Skurrile Nischen-ETFs

Doch gut 25 Jahre nach der Markteinführung in Deutschland stehen Anleger bei der ETF-Auswahl heute vor einem ähnlichen Dschungel an Einzelprodukten wie bei klassischen Fonds. Allein in Deutschland werden gut 2.300 ETFs angeboten, weltweit sind mehr als 10.000 ETFs in Umlauf. Nur ein Teil davon bildet klassische Wertpapierindizes wie den Dax, den Dow Jones oder Branchenindizes wie den US-Technologieindex Nasdaq ab. Neben ETFs auf bereits bestehende Nischen-Indizes gibt es mittlerweile Produkte, für die eigens ein Index ins Leben gerufen wurde. Zu den skurrilen Vertretern dieser Gattung zählt beispielsweise der ProShares Pet Care ETF, der ausschließlich Aktien von Unternehmen aus der Haustier-Branche enthält. Ob ein solches Anlageprodukt mehr zu bieten hat als den emotionalen Wert für Tierliebhaber, bleibt allerdings fraglich.

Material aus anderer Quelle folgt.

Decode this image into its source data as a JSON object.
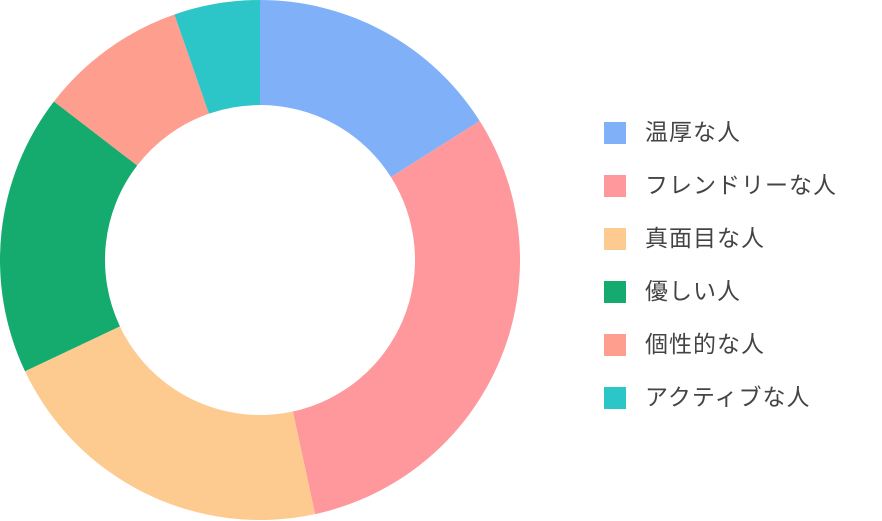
{
  "chart_data": {
    "type": "pie",
    "variant": "donut",
    "categories": [
      "温厚な人",
      "フレンドリーな人",
      "真面目な人",
      "優しい人",
      "個性的な人",
      "アクティブな人"
    ],
    "values": [
      16.5,
      31.5,
      22.0,
      18.0,
      9.5,
      5.5
    ],
    "colors": [
      "#80b1f8",
      "#ff989c",
      "#fdcb90",
      "#15ab6f",
      "#fd9e8e",
      "#2cc5c8"
    ],
    "start": "12 o'clock",
    "direction": "clockwise",
    "legend": "right",
    "title": ""
  }
}
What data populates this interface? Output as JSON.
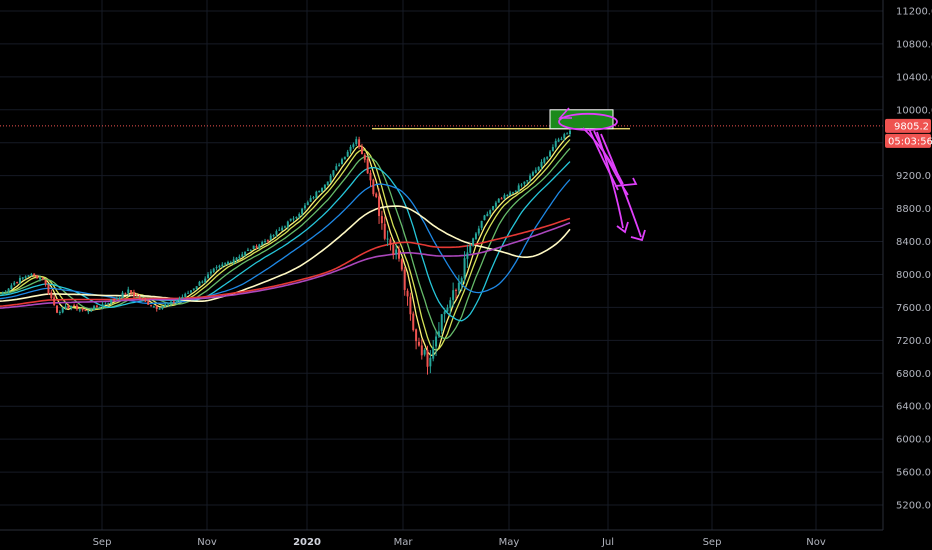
{
  "chart_data": {
    "type": "candlestick",
    "y_axis": {
      "ticks": [
        "11200.0",
        "10800.0",
        "10400.0",
        "10000.0",
        "9600.0",
        "9200.0",
        "8800.0",
        "8400.0",
        "8000.0",
        "7600.0",
        "7200.0",
        "6800.0",
        "6400.0",
        "6000.0",
        "5600.0",
        "5200.0"
      ],
      "range": [
        5100,
        11300
      ]
    },
    "x_axis": {
      "ticks": [
        {
          "label": "Sep",
          "bold": false
        },
        {
          "label": "Nov",
          "bold": false
        },
        {
          "label": "2020",
          "bold": true
        },
        {
          "label": "Mar",
          "bold": false
        },
        {
          "label": "May",
          "bold": false
        },
        {
          "label": "Jul",
          "bold": false
        },
        {
          "label": "Sep",
          "bold": false
        },
        {
          "label": "Nov",
          "bold": false
        }
      ]
    },
    "last_price": {
      "value": "9805.2",
      "color": "#ef5350"
    },
    "countdown": {
      "value": "05:03:56",
      "color": "#ef5350"
    },
    "resistance_level": 9770,
    "close_path": [
      [
        0,
        7750
      ],
      [
        5,
        7900
      ],
      [
        10,
        8000
      ],
      [
        15,
        7950
      ],
      [
        20,
        7550
      ],
      [
        25,
        7620
      ],
      [
        30,
        7550
      ],
      [
        35,
        7620
      ],
      [
        40,
        7700
      ],
      [
        45,
        7800
      ],
      [
        50,
        7680
      ],
      [
        55,
        7600
      ],
      [
        60,
        7650
      ],
      [
        65,
        7750
      ],
      [
        70,
        7900
      ],
      [
        75,
        8050
      ],
      [
        80,
        8150
      ],
      [
        85,
        8250
      ],
      [
        90,
        8350
      ],
      [
        95,
        8450
      ],
      [
        100,
        8600
      ],
      [
        105,
        8750
      ],
      [
        110,
        8950
      ],
      [
        115,
        9150
      ],
      [
        120,
        9400
      ],
      [
        125,
        9650
      ],
      [
        130,
        9200
      ],
      [
        135,
        8500
      ],
      [
        140,
        8200
      ],
      [
        145,
        7300
      ],
      [
        150,
        6950
      ],
      [
        155,
        7500
      ],
      [
        160,
        7800
      ],
      [
        165,
        8350
      ],
      [
        170,
        8700
      ],
      [
        175,
        8900
      ],
      [
        180,
        9000
      ],
      [
        185,
        9150
      ],
      [
        190,
        9350
      ],
      [
        195,
        9600
      ],
      [
        200,
        9760
      ]
    ],
    "series": [
      {
        "color": "#fff176",
        "period": 5
      },
      {
        "color": "#d4e157",
        "period": 8
      },
      {
        "color": "#66bb6a",
        "period": 13
      },
      {
        "color": "#26c6da",
        "period": 21
      },
      {
        "color": "#1e88e5",
        "period": 34
      },
      {
        "color": "#fff9c4",
        "period": 55
      },
      {
        "color": "#e53935",
        "period": 100
      },
      {
        "color": "#ab47bc",
        "period": 120
      }
    ],
    "colors": {
      "up": "#26a69a",
      "down": "#ef5350",
      "drawing": "#e040fb",
      "highlight_box": "#1b8a1b",
      "resistance_line": "#fff176"
    }
  }
}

Auch bei den Portfolios der Indexfonds verkörpern die klassischen Aktien- und Anleihenmischungen nur noch einen Teil des Gesamtmarktes. Hinzugekommen sind in den vergangenen Jahren Rohstoff-ETFs auf Edelmetalle, industrielle und landwirtschaftliche Rohstoffe sowie exotische Anlageprodukte, die mit Kryptowährungen oder Derivaten hinterlegt sind.

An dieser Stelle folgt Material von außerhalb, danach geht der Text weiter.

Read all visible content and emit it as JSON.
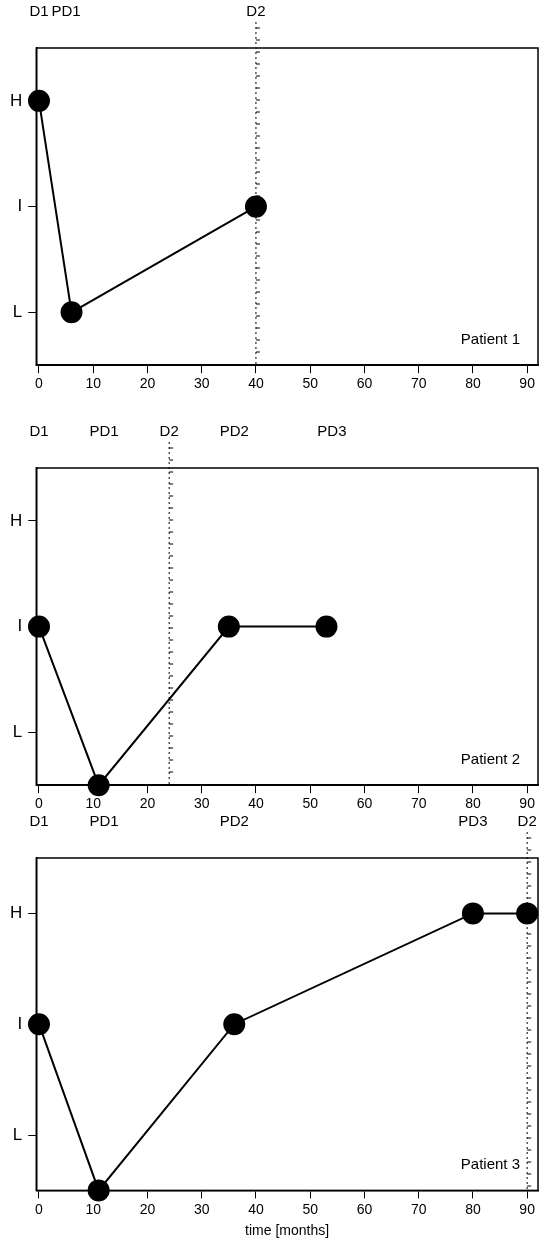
{
  "chart_data": [
    {
      "type": "line",
      "title": "Patient 1",
      "x": [
        0,
        6,
        40
      ],
      "values": [
        3,
        1,
        2
      ],
      "color": "#000000",
      "marker": "circle",
      "line_style": "solid",
      "xlim": [
        -0.5,
        92
      ],
      "xticks": [
        0,
        10,
        20,
        30,
        40,
        50,
        60,
        70,
        80,
        90
      ],
      "ylim": [
        0.5,
        3.5
      ],
      "yticks": [
        {
          "value": 3,
          "label": "H"
        },
        {
          "value": 2,
          "label": "I"
        },
        {
          "value": 1,
          "label": "L"
        }
      ],
      "grid": false,
      "events": [
        {
          "label": "D1",
          "x": 0
        },
        {
          "label": "PD1",
          "x": 5
        },
        {
          "label": "D2",
          "x": 40,
          "line_style": "dotted"
        }
      ]
    },
    {
      "type": "line",
      "title": "Patient 2",
      "x": [
        0,
        11,
        35,
        53
      ],
      "values": [
        2,
        0.5,
        2,
        2
      ],
      "color": "#000000",
      "marker": "circle",
      "line_style": "solid",
      "xlim": [
        -0.5,
        92
      ],
      "xticks": [
        0,
        10,
        20,
        30,
        40,
        50,
        60,
        70,
        80,
        90
      ],
      "ylim": [
        0.5,
        3.5
      ],
      "yticks": [
        {
          "value": 3,
          "label": "H"
        },
        {
          "value": 2,
          "label": "I"
        },
        {
          "value": 1,
          "label": "L"
        }
      ],
      "grid": false,
      "events": [
        {
          "label": "D1",
          "x": 0
        },
        {
          "label": "PD1",
          "x": 12
        },
        {
          "label": "D2",
          "x": 24,
          "line_style": "dotted"
        },
        {
          "label": "PD2",
          "x": 36
        },
        {
          "label": "PD3",
          "x": 54
        }
      ]
    },
    {
      "type": "line",
      "title": "Patient 3",
      "x_label": "time [months]",
      "x": [
        0,
        11,
        36,
        80,
        90
      ],
      "values": [
        2,
        0.5,
        2,
        3,
        3
      ],
      "color": "#000000",
      "marker": "circle",
      "line_style": "solid",
      "xlim": [
        -0.5,
        92
      ],
      "xticks": [
        0,
        10,
        20,
        30,
        40,
        50,
        60,
        70,
        80,
        90
      ],
      "ylim": [
        0.5,
        3.5
      ],
      "yticks": [
        {
          "value": 3,
          "label": "H"
        },
        {
          "value": 2,
          "label": "I"
        },
        {
          "value": 1,
          "label": "L"
        }
      ],
      "grid": false,
      "events": [
        {
          "label": "D1",
          "x": 0
        },
        {
          "label": "PD1",
          "x": 12
        },
        {
          "label": "PD2",
          "x": 36
        },
        {
          "label": "PD3",
          "x": 80
        },
        {
          "label": "D2",
          "x": 90,
          "line_style": "dotted"
        }
      ]
    }
  ]
}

Die Zerfaserung trägt mit dazu bei, dass der ETF-Markt insbesondere für Anleger mit wenig Erfahrung immer unübersichtlicher wird.

Exoten-Fonds sind oft teuer

Wer bei Vergleich und Auswahl nicht aufpasst, muss in ungünstigen Fällen Kostennachteile in Kauf nehmen – ein Manko, das die einstigen Erfinder der ETFs eigentlich eliminieren wollten. Während die klassischen Indexfonds auf die großen Indizes wie MSCI-Weltaktienindex oder den Euro Stoxx in günstigen Fällen nur 0,1 % bis 0,2 % des Fondsvermögens als jährliche Verwaltungsgebühr abzweigen, kann die Kostenquote bei Nischenprodukten auf bis zu 1,5 % steigen. Insbesondere Rohstoff- und Krypto-ETFs, aber auch Nischenprodukte aus der Aktienkategorie können hohe interne Verwaltungsgebühren verursachen. Informationen zu den Gebühren finden sich in den Fact Sheets der einzelnen Fondsprodukte, die auf der Internetseite des Anbieters oder auf Handelsplattformen heruntergeladen werden können.

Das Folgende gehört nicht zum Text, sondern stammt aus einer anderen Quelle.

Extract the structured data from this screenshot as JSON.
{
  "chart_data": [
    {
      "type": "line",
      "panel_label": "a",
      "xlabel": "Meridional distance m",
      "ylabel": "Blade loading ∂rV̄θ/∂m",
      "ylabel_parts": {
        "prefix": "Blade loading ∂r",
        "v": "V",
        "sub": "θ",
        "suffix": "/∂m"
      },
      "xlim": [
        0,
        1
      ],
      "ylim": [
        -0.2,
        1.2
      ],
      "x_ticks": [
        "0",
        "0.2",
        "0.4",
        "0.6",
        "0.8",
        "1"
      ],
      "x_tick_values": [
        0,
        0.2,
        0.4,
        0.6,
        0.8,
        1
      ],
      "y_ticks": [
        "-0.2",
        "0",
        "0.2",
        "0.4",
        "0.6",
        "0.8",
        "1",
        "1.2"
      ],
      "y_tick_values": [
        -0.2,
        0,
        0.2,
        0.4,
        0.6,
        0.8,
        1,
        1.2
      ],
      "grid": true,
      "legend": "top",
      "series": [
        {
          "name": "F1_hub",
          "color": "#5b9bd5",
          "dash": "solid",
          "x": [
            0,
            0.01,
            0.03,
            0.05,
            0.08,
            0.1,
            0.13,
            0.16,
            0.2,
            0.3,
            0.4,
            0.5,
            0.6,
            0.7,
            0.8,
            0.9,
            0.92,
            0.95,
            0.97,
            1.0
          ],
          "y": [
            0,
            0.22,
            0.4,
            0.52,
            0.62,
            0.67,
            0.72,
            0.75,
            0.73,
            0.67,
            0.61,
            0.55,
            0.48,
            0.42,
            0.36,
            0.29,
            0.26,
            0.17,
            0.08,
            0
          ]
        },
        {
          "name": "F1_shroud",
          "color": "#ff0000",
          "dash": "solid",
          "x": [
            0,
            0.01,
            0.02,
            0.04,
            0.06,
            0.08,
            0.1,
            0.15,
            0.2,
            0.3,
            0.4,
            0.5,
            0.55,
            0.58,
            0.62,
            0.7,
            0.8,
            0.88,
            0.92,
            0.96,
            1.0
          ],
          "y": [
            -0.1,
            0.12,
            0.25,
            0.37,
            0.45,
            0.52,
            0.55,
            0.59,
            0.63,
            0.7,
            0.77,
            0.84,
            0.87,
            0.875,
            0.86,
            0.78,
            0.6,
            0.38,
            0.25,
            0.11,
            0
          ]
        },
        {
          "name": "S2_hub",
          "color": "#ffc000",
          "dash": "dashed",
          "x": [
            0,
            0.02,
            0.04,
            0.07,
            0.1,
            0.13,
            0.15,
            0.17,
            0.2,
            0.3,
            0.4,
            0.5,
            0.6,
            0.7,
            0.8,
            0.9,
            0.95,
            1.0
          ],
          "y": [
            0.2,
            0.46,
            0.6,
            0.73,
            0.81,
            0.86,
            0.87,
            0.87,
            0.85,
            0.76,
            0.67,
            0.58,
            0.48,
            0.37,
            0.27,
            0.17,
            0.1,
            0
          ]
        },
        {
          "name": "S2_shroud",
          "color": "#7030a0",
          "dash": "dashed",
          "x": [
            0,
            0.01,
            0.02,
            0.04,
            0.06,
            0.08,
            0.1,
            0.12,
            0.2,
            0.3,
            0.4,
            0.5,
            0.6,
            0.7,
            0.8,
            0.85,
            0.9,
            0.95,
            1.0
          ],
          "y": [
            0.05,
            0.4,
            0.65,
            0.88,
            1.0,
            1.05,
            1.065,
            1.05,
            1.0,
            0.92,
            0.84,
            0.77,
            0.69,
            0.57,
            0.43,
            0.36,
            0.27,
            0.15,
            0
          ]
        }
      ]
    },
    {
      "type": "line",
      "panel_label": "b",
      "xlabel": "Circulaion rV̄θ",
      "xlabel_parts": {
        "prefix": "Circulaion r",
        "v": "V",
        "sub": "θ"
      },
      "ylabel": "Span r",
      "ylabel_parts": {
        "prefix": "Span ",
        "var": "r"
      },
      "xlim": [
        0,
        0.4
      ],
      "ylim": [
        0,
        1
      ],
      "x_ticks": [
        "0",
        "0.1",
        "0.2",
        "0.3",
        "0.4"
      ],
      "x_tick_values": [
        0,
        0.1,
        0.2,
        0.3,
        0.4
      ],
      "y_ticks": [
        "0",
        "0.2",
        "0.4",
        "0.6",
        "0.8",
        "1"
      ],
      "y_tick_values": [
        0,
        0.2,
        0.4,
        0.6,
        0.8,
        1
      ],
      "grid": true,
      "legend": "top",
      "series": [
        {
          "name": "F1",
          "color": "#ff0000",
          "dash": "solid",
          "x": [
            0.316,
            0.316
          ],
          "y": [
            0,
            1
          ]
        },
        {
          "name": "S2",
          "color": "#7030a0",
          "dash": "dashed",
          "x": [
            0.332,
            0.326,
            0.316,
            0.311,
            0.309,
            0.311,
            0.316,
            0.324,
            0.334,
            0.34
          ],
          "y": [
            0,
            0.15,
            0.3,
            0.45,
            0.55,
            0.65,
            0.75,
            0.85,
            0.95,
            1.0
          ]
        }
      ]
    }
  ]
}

Beim Prüfen der Fact Sheets lohnt sich nicht nur ein Blick auf die Verwaltungskosten, sondern auch auf das Fondsvolumen und den Umgang mit Erträgen in Form von Dividenden und Zinsen.

Um einen ETF kosteneffizient zu verwalten, benötigt der Fondsanbieter nach Ansicht von Experten ein Fondsvolumen von mindestens 100 Millionen Euro. ETFs mit deutlich geringerem Volumen bergen das Risiko, dass der Fonds mangels Rentabilität nach einer gewissen Zeit wieder geschlossen wird. In diesem Fall werden die Anleger ausgezahlt und müssen sich ein neues Investment suchen.

Ausschüttend oder thesaurierend?

Eine weitere Überlegung bei der ETF-Auswahl gilt dem Umgang mit den im Portfolio anfallenden Ausschüttungen. Werden die Dividenden bzw. Zinsen direkt in das Fondsvermögen reinvestiert, handelt es sich um so genannte „thesaurierende ETFs“. Solche Produkte eignen sich insbesondere für den Vermögensaufbau, weil Anleger durch die automatische Wiederanlage der Ausschüttungen langfristig vom Zinseszinseffekt profitieren. Bei ausschüttenden ETFs werden Zinsen und Dividenden hingegen zumeist in jährlichem Rhythmus an die Anteilseigner ausgezahlt. Diese Variante kommt vor allem dann in Frage, wenn die Ausschüttungen das laufende Einkommen im Ruhestand aufbessern sollen.

Angesichts der verwirrenden Vielfalt an ETF-Produkten sollten Anleger Schritt für Schritt vorgehen, um sich von vornherein auf die passenden Produktvarianten zu konzentrieren und keine Zeit mit der Prüfung ungeeigneter Fondsprodukte zu verschwenden. So sollte im Aktienbereich ein möglichst breit aufgestellter Standardwerte-ETF die Basis bilden. Hierfür kommen beispielsweise ETFs auf den MSCI-Weltaktienindex in Frage. Diese sollten aufgrund des hohen Anteils von gut 70 % an US-Aktien mit einem ETF auf den europäischen Aktienindex Stoxx ergänzt werden.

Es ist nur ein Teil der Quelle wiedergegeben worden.